One-fourth of tax-exempt healthcare organizations compensate independent board members, and 7% are considering doing so, according to a new study.
Paying directors is standard procedure at for-profit companies. But while roughly 70% of tax-exempt organizations still don't provide board member compensation, the number of board members receiving compensation seems to be up substantially, said Deb Bilak, a partner specializing in executive compensation at human resources consultant Mercer. Compensation levels also appear to be rising, she said.
Consolidation in the health industry and regulatory changes brought on by the Affordable Care Act have led to larger, more complex organizations that need to attract board members with business expertise or specific skillsets, Bilak explained.

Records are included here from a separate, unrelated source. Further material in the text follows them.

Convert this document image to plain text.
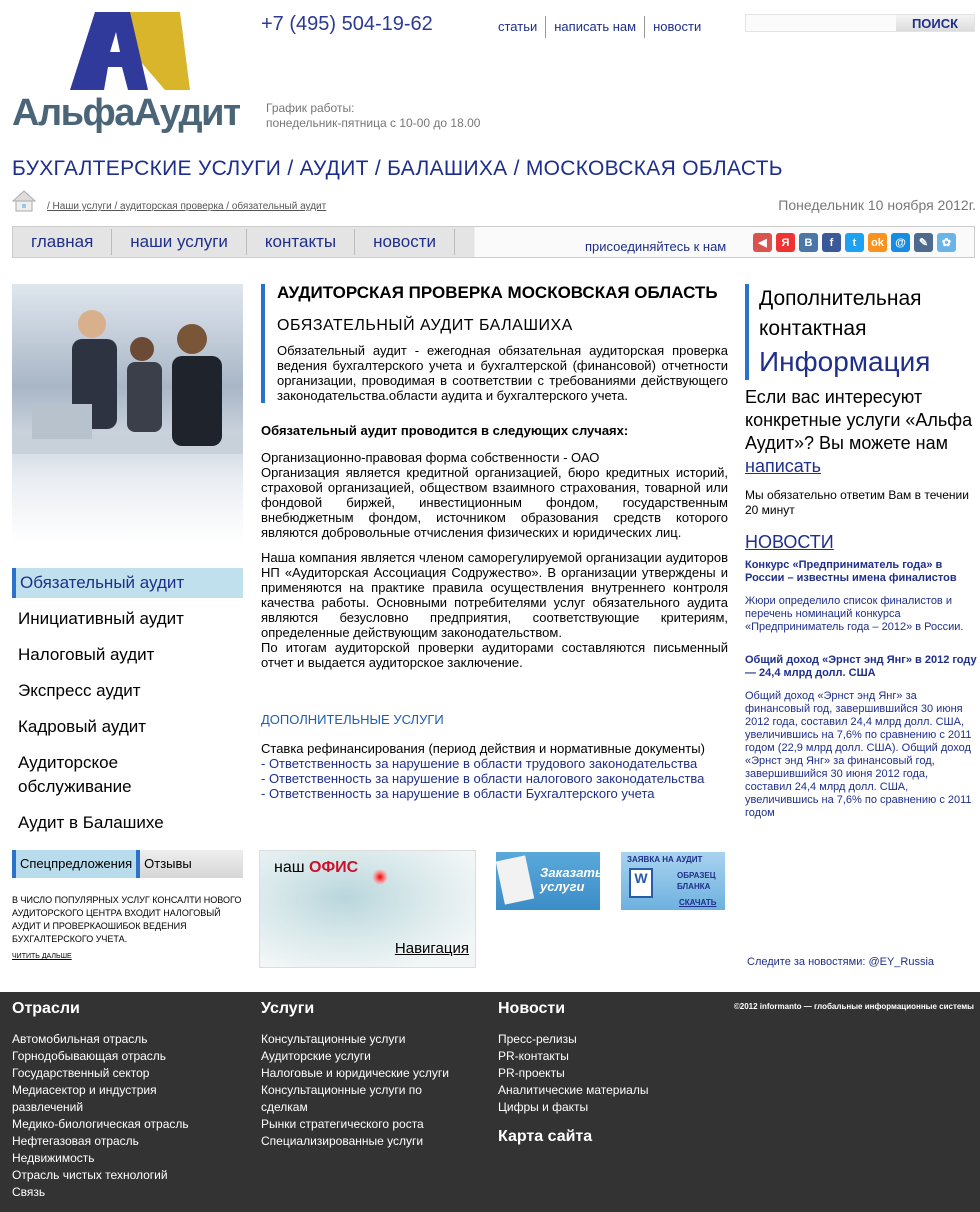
АльфаАудит
+7 (495) 504-19-62	статьи	написать нам	новости	ПОИСК
График работы:
понедельник-пятница с 10-00 до 18.00
БУХГАЛТЕРСКИЕ УСЛУГИ / АУДИТ / БАЛАШИХА / МОСКОВСКАЯ ОБЛАСТЬ
/ Наши услуги / аудиторская проверка / обязательный аудит	Понедельник 10 ноября 2012г.
главная	наши услуги	контакты	новости	присоединяйтесь к нам	◀	Я	В	f	t	ok	@	✎	✿
Обязательный аудит
Инициативный аудит
Налоговый аудит
Экспресс аудит
Кадровый аудит
Аудиторское обслуживание
Аудит в Балашихе
АУДИТОРСКАЯ ПРОВЕРКА МОСКОВСКАЯ ОБЛАСТЬ
ОБЯЗАТЕЛЬНЫЙ АУДИТ БАЛАШИХА
Обязательный аудит - ежегодная обязательная аудиторская проверка ведения бухгалтерского учета и бухгалтерской (финансовой) отчетности организации, проводимая в соответствии с требованиями действующего законодательства.области аудита и бухгалтерского учета.
Обязательный аудит проводится в следующих случаях:
Организационно-правовая форма собственности - ОАО
Организация является кредитной организацией, бюро кредитных историй, страховой организацией, обществом взаимного страхования, товарной или фондовой биржей, инвестиционным фондом, государственным внебюджетным фондом, источником образования средств которого являются добровольные отчисления физических и юридических лиц.
Наша компания является членом саморегулируемой организации аудиторов НП «Аудиторская Ассоциация Содружество». В организации утверждены и применяются на практике правила осуществления внутреннего контроля качества работы. Основными потребителями услуг обязательного аудита являются безусловно предприятия, соответствующие критериям, определенные действующим законодательством.
По итогам аудиторской проверки аудиторами составляются письменный отчет и выдается аудиторское заключение.
ДОПОЛНИТЕЛЬНЫЕ УСЛУГИ
Ставка рефинансирования (период действия и нормативные документы)
- Ответственность за нарушение в области трудового законодательства
- Ответственность за нарушение в области налогового законодательства
- Ответственность за нарушение в области Бухгалтерского учета
Дополнительная
контактная
Информация
Если вас интересуют конкретные услуги «Альфа Аудит»? Вы можете нам написать
Мы обязательно ответим Вам в течении 20 минут
НОВОСТИ
Конкурс «Предприниматель года» в России – известны имена финалистов
Жюри определило список финалистов и перечень номинаций конкурса «Предприниматель года – 2012» в России.
Общий доход «Эрнст энд Янг» в 2012 году — 24,4 млрд долл. США
Общий доход «Эрнст энд Янг» за финансовый год, завершившийся 30 июня 2012 года, составил 24,4 млрд долл. США, увеличившись на 7,6% по сравнению с 2011 годом (22,9 млрд долл. США). Общий доход «Эрнст энд Янг» за финансовый год, завершившийся 30 июня 2012 года, составил 24,4 млрд долл. США, увеличившись на 7,6% по сравнению с 2011 годом
Спецпредложения Отзывы
В ЧИСЛО ПОПУЛЯРНЫХ УСЛУГ КОНСАЛТИ НОВОГО АУДИТОРСКОГО ЦЕНТРА ВХОДИТ НАЛОГОВЫЙ АУДИТ И ПРОВЕРКАОШИБОК ВЕДЕНИЯ БУХГАЛТЕРСКОГО УЧЕТА.
ЧИТИТЬ ДАЛЬШЕ
наш ОФИС
Навигация
Заказать услуги
ЗАЯВКА НА АУДИТ
W	ОБРАЗЕЦ БЛАНКА
СКАЧАТЬ
Следите за новостями: @EY_Russia
Отрасли
Автомобильная отрасль
Горнодобывающая отрасль
Государственный сектор
Медиасектор и индустрия развлечений
Медико-биологическая отрасль
Нефтегазовая отрасль
Недвижимость
Отрасль чистых технологий
Связь
Услуги
Консультационные услуги
Аудиторские услуги
Налоговые и юридические услуги
Консультационные услуги по сделкам
Рынки стратегического роста
Специализированные услуги
Новости
Пресс-релизы
PR-контакты
PR-проекты
Аналитические материалы
Цифры и факты
Карта сайта
©2012 informanto — глобальные информационные системы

Mercer late last year surveyed more than 50 providers, insurers and managed care organizations of varying sizes for its “Executive Compensation Policies and Practices Survey for Tax-Exempt Health Care Organizations.”
“It's not just a rubber stamp anymore,” Bilak said of a not-for-profit's board. “It really involves understanding all of the business challenges.”
Structural changes are prompting not-for-profit leaders to recruit both board members and executives from for-profit companies to help manage their newly-sophisticated organizations, Bilak said.
“When board members are in organizations that were not as complex as they are today, people were happy to be on the board as community service, but it's a very difficult job now,” Bilak said. “It's not as easy as it used to be.”